Drosophila melanogaster has about 100,000 neurons in its brain, and the new atlas traces the cell bodies and spiny projections of 16,000 of them in three dimensions.
The map reveals how individual brain cells link to form complex circuits. The researchers discovered that the so-called fly 'connectome' is organized into 41 local processing units — groups of neurons that connect to one another but don't extend outside the unit — that link to further reaches of the brain via 58 long-range tracts.
Like the Allen Mouse Brain Atlas, the fly connectome should help scientists better understand how particular genetic glitches or fly behaviors are encoded in the brain.

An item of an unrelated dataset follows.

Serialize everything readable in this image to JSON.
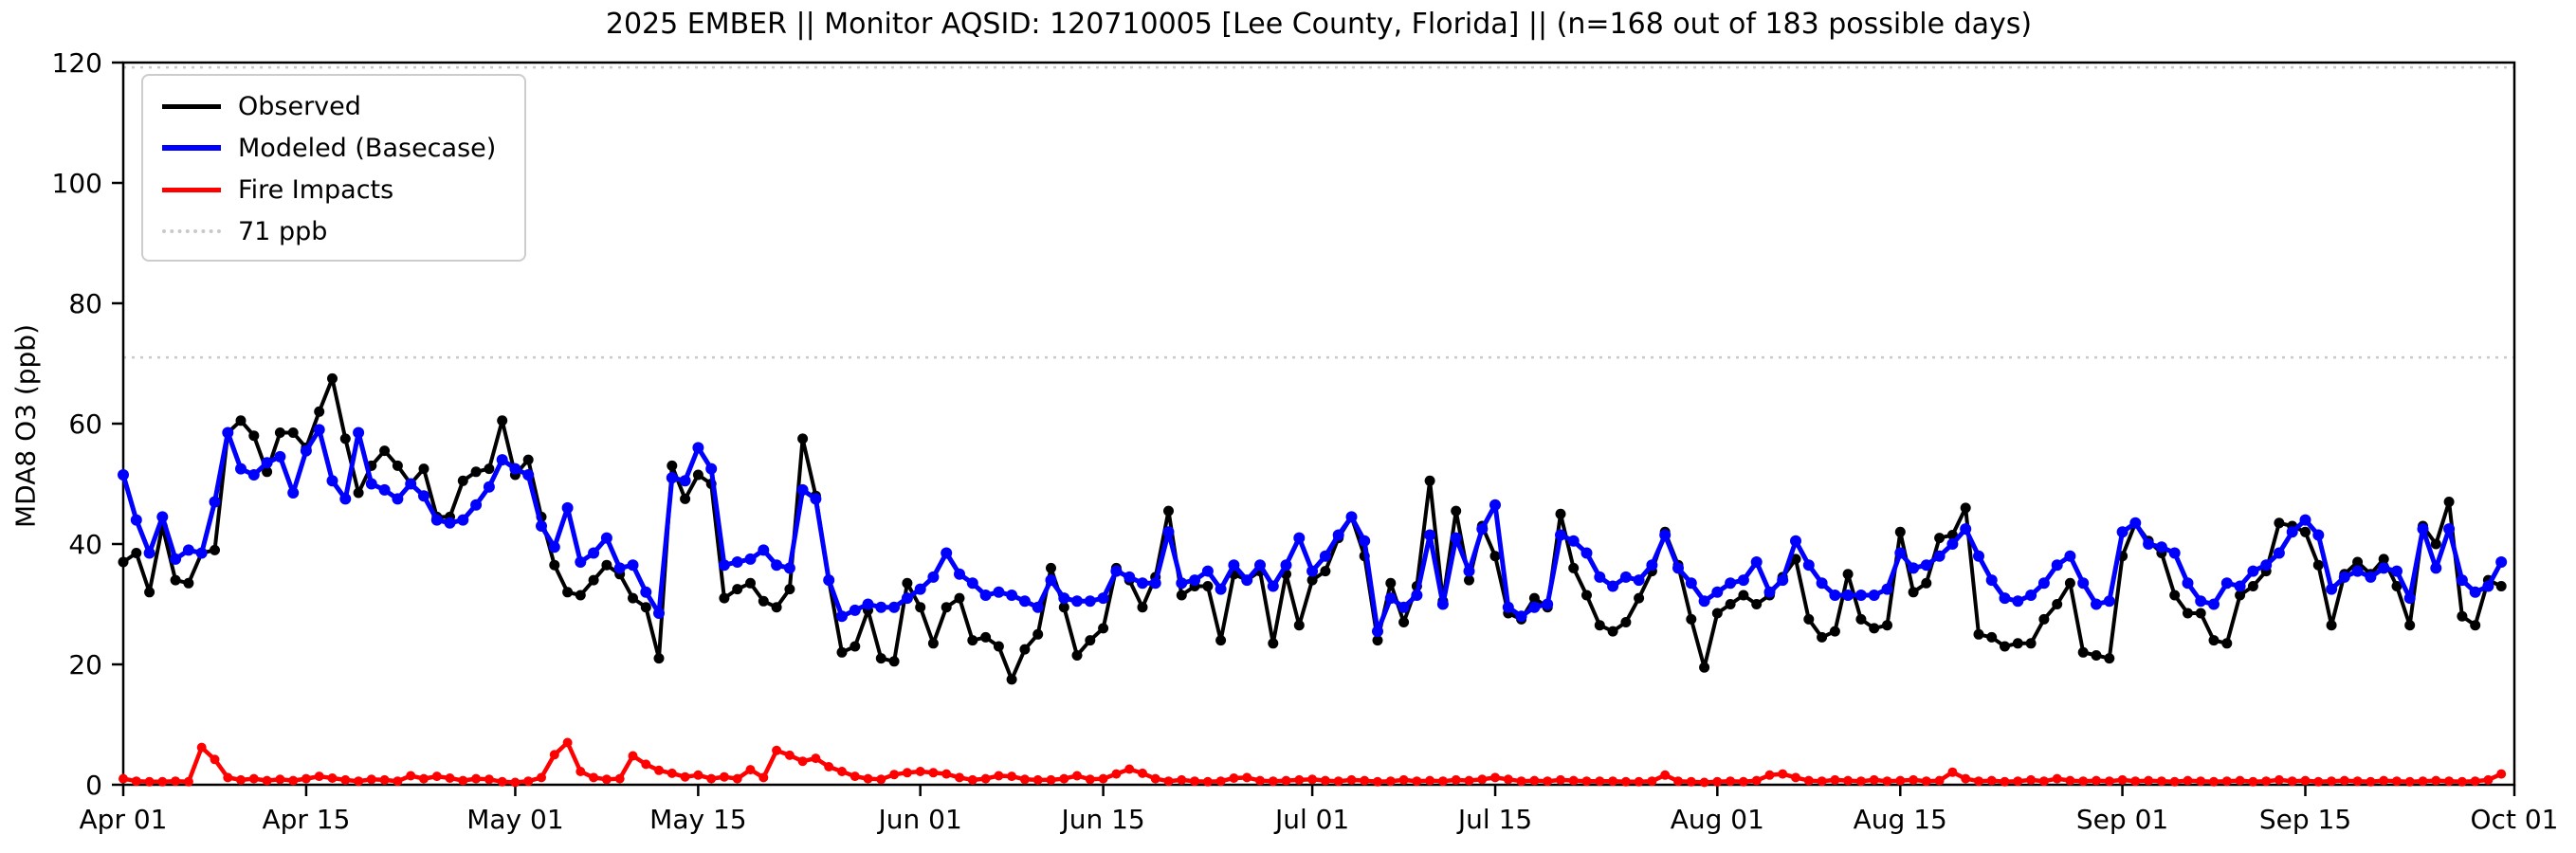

Although the anatomy of the fly brain is quite different from that of humans, it uses several of the same chemical messengers, including dopamine, GABA, glutamate and serotonin. Down the line, the maps might be compared to what comes out of the Human Connectome Project, a $40 million study that relies on brain scans to track live connections in the human brain.
In the new work, researchers inserted green fluorescent protein into single neurons in 16,000 different flies. They then captured images of brain slices from each fly, standardized the sizes and merged them together to create a representative map of the entire brain. Researchers anywhere can search and add to an online database of this data, called FlyCircuit.